L’Odyssee est une histoire fascinante, sur une peur viscérale, particulièrement ancrée dans une culture à laquelle, malheureusement, Christopher n’a pas jugé bon de s’intéresser (ouais, comme un bon vieux colon quoi) : la peur de perdre son identité.
Dans une civilisation où la mer prend tellement d’espace, où les hommes et les femmes sont si peu nombreux, agglutinés sur des petits rochers, s’égarer, perdre son foyer, perdre ce qui fait l’humanité (bêcher la terre, l’hospitalité, le feu, la famille), est une hantise absolue. Ulysse est un héros perdu, qui d’ailleurs n’en est plus un : constamment transformé par Athéna, qui est le 2eme personnage principal de l’Odyssée (oui c’est difficile à percevoir dans les apparitions façon Dune de Zendaya), il est tantôt un jeune prince, tantôt un amant, tantôt un vieillard, mais il n’est plus roi d’Ithaque. Pas une seule description de son vrai « lui » n’est d’ailleurs donnée dans le chant. C’est un mystificateur, un conteur qui sait divertir son audience, qui raconte de belles histoires et qui nous hypnotise. Mais c’est aussi un homme qui cherche à comprendre qui il est. On lui a même enlevé de sa bouche sa plus célèbre ruse, quand le Cyclope lui demande son identité : mon nom est Personne. Une ruse centrale dans l’œuvre, qui participe à en éclairer le sens, et à souligner sa fuite en avant vers l’effacement.

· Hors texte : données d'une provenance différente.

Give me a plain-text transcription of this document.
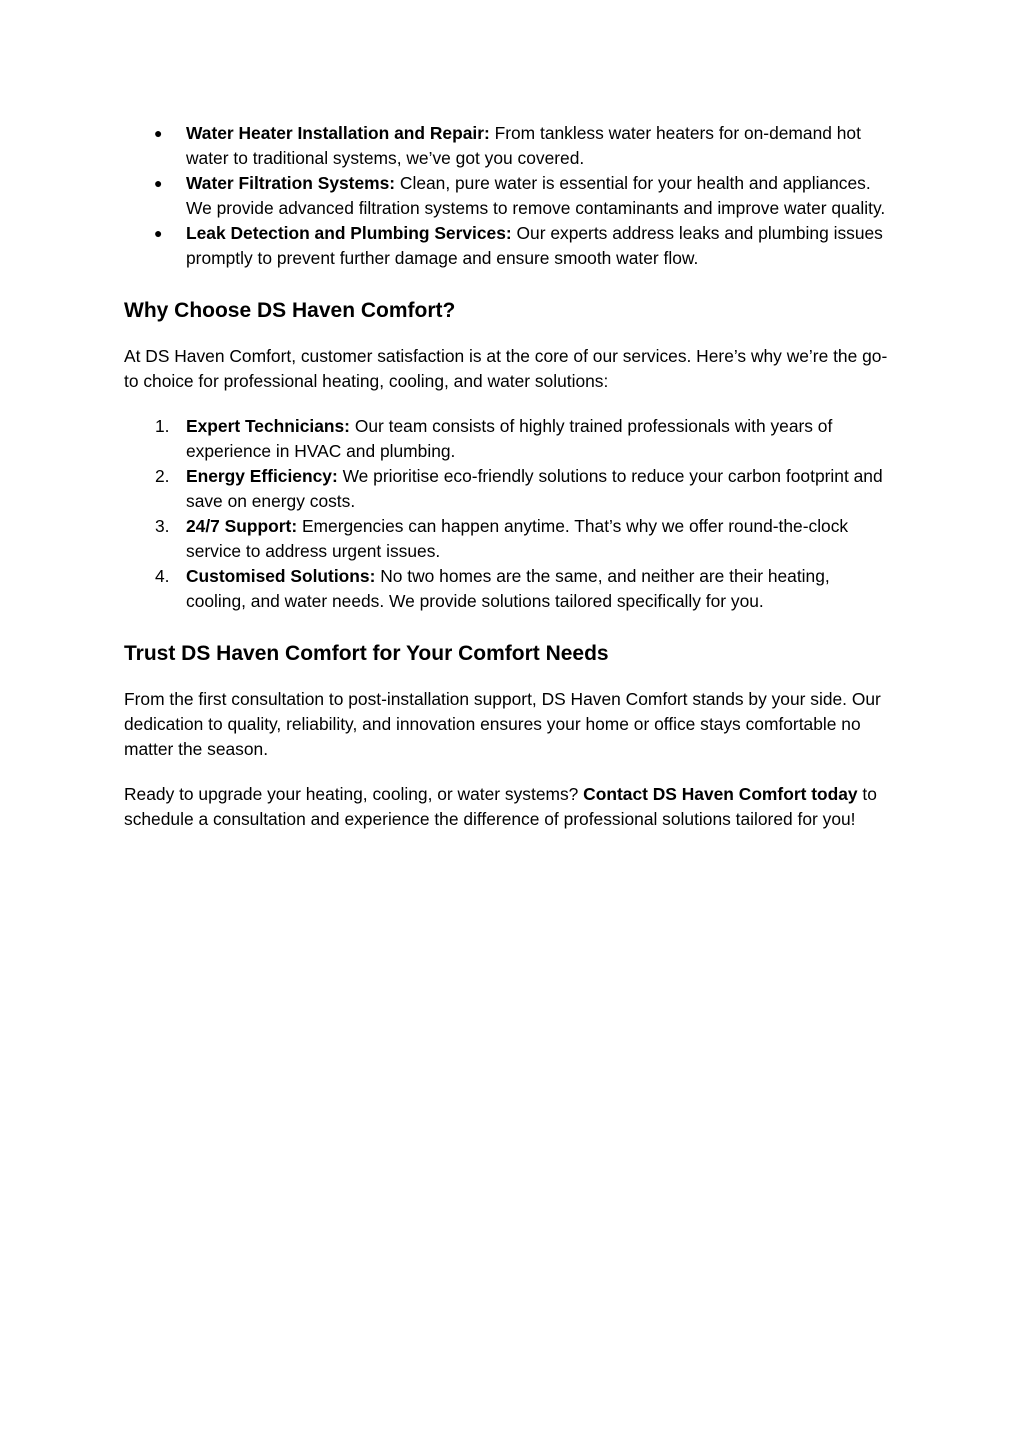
● Water Heater Installation and Repair: From tankless water heaters for on-demand hot water to traditional systems, we’ve got you covered.
● Water Filtration Systems: Clean, pure water is essential for your health and appliances. We provide advanced filtration systems to remove contaminants and improve water quality.
● Leak Detection and Plumbing Services: Our experts address leaks and plumbing issues promptly to prevent further damage and ensure smooth water flow.
Why Choose DS Haven Comfort?

At DS Haven Comfort, customer satisfaction is at the core of our services. Here’s why we’re the go-to choice for professional heating, cooling, and water solutions:

1. Expert Technicians: Our team consists of highly trained professionals with years of experience in HVAC and plumbing.
2. Energy Efficiency: We prioritise eco-friendly solutions to reduce your carbon footprint and save on energy costs.
3. 24/7 Support: Emergencies can happen anytime. That’s why we offer round-the-clock service to address urgent issues.
4. Customised Solutions: No two homes are the same, and neither are their heating, cooling, and water needs. We provide solutions tailored specifically for you.
Trust DS Haven Comfort for Your Comfort Needs

From the first consultation to post-installation support, DS Haven Comfort stands by your side. Our dedication to quality, reliability, and innovation ensures your home or office stays comfortable no matter the season.

Ready to upgrade your heating, cooling, or water systems? Contact DS Haven Comfort today to schedule a consultation and experience the difference of professional solutions tailored for you!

Mais pour comprendre cette antique peur, difficile à appréhender pour nous, il faut s’intéresser à une culture, décentrer son regard. Nolan a plutôt choisi de nous délivrer toute sa sagesse : la guerre c’est mal. Puis de nous mettre au centre un thème éminemment chrétien, PARFAITEMENT absent de l’Odyssée : la culpabilité. Dans l’esprit de ces temps et de cette région du monde, où la guerre est un art, un devoir citoyen, l’unique moyen d’accéder à l’immortalité, Ulysse se sentant coupable de la ruse du cheval, des morts provoquées, etc est une absurdité absolue. Puis non, l’Odyssee n’est pas un récit de guerre. Pour ça, raconte nous l’Iliade, ou la chanson de Roland. La guerre de Troie y est à peine évoquée, ce n’est pas le putain de sujet en fait.

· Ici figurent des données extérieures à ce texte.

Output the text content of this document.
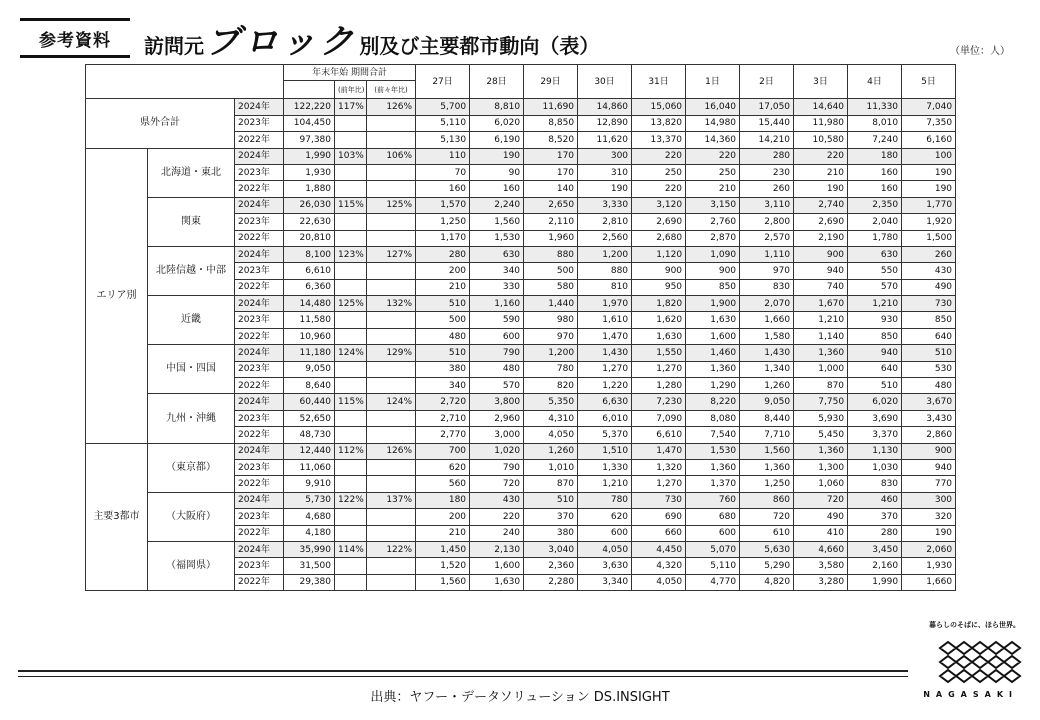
参考資料	訪問元 ブロック 別及び主要都市動向（表）	（単位：人）
			年末年始 期間合計			27日	28日	29日	30日	31日	1日	2日	3日	4日	5日
				(前年比)	(前々年比)										
県外合計		2024年	122,220	117%	126%	5,700	8,810	11,690	14,860	15,060	16,040	17,050	14,640	11,330	7,040
		2023年	104,450			5,110	6,020	8,850	12,890	13,820	14,980	15,440	11,980	8,010	7,350
		2022年	97,380			5,130	6,190	8,520	11,620	13,370	14,360	14,210	10,580	7,240	6,160
エリア別	北海道・東北	2024年	1,990	103%	106%	110	190	170	300	220	220	280	220	180	100
		2023年	1,930			70	90	170	310	250	250	230	210	160	190
		2022年	1,880			160	160	140	190	220	210	260	190	160	190
	関東	2024年	26,030	115%	125%	1,570	2,240	2,650	3,330	3,120	3,150	3,110	2,740	2,350	1,770
		2023年	22,630			1,250	1,560	2,110	2,810	2,690	2,760	2,800	2,690	2,040	1,920
		2022年	20,810			1,170	1,530	1,960	2,560	2,680	2,870	2,570	2,190	1,780	1,500
	北陸信越・中部	2024年	8,100	123%	127%	280	630	880	1,200	1,120	1,090	1,110	900	630	260
		2023年	6,610			200	340	500	880	900	900	970	940	550	430
		2022年	6,360			210	330	580	810	950	850	830	740	570	490
	近畿	2024年	14,480	125%	132%	510	1,160	1,440	1,970	1,820	1,900	2,070	1,670	1,210	730
		2023年	11,580			500	590	980	1,610	1,620	1,630	1,660	1,210	930	850
		2022年	10,960			480	600	970	1,470	1,630	1,600	1,580	1,140	850	640
	中国・四国	2024年	11,180	124%	129%	510	790	1,200	1,430	1,550	1,460	1,430	1,360	940	510
		2023年	9,050			380	480	780	1,270	1,270	1,360	1,340	1,000	640	530
		2022年	8,640			340	570	820	1,220	1,280	1,290	1,260	870	510	480
	九州・沖縄	2024年	60,440	115%	124%	2,720	3,800	5,350	6,630	7,230	8,220	9,050	7,750	6,020	3,670
		2023年	52,650			2,710	2,960	4,310	6,010	7,090	8,080	8,440	5,930	3,690	3,430
		2022年	48,730			2,770	3,000	4,050	5,370	6,610	7,540	7,710	5,450	3,370	2,860
主要3都市	（東京都）	2024年	12,440	112%	126%	700	1,020	1,260	1,510	1,470	1,530	1,560	1,360	1,130	900
		2023年	11,060			620	790	1,010	1,330	1,320	1,360	1,360	1,300	1,030	940
		2022年	9,910			560	720	870	1,210	1,270	1,370	1,250	1,060	830	770
	（大阪府）	2024年	5,730	122%	137%	180	430	510	780	730	760	860	720	460	300
		2023年	4,680			200	220	370	620	690	680	720	490	370	320
		2022年	4,180			210	240	380	600	660	600	610	410	280	190
	（福岡県）	2024年	35,990	114%	122%	1,450	2,130	3,040	4,050	4,450	5,070	5,630	4,660	3,450	2,060
		2023年	31,500			1,520	1,600	2,360	3,630	4,320	5,110	5,290	3,580	2,160	1,930
		2022年	29,380			1,560	1,630	2,280	3,340	4,050	4,770	4,820	3,280	1,990	1,660
暮らしのそばに、ほら世界。
NAGASAKI
出典：ヤフー・データソリューション DS.INSIGHT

Et enfin, l’Odyssee c’est de la poésie. C’est l’art, mis en abîme, de savoir raconter le monde : de décrire l’aurore, de dire la couleur de la mer, de lire la douleur ou la joie dans un regard. Ce n’est pas pour rien que le chant des Sirènes est au milieu du poème. Il incarne cette version absolue, dangereuse de la poésie, l’illusion qu’on finit par croire vraie tant elle est belle. Et il fait quoi Nolan ???? Il nous en prive. Putain. Alors qu’il y avait une proposition d’art sonore, pourquoi pas visuel, de ouf qui s’offrait à lui !!! Tout ça pour regarder Ulysse encore une fois raconter qu’il a entendu des regrets et de la culpabilité. N’importe quoi.
Et toutes les fantaisies de ce récit, qui ont émerveillé l’enfant que j’étais, et tant d’enfants (et d’adultes!) à travers les âges, les dieux et les déesses, les monstres, l’outre des vents, des forêts mystérieuses, les reflets étranges de la mer… tout ça a été sacrifié sur l’autel du « réalisme ».
Il reste quoi, dans tout ça… une très belle scène avec Circé, quelques scènes impressionnantes de naufrage, un très bon Antinoos. Puis visiblement, les ventes de l’Odyssée explosent en librairie, et plein de gens vont découvrir ces chants magnifiques. C’est déjà ça de pris.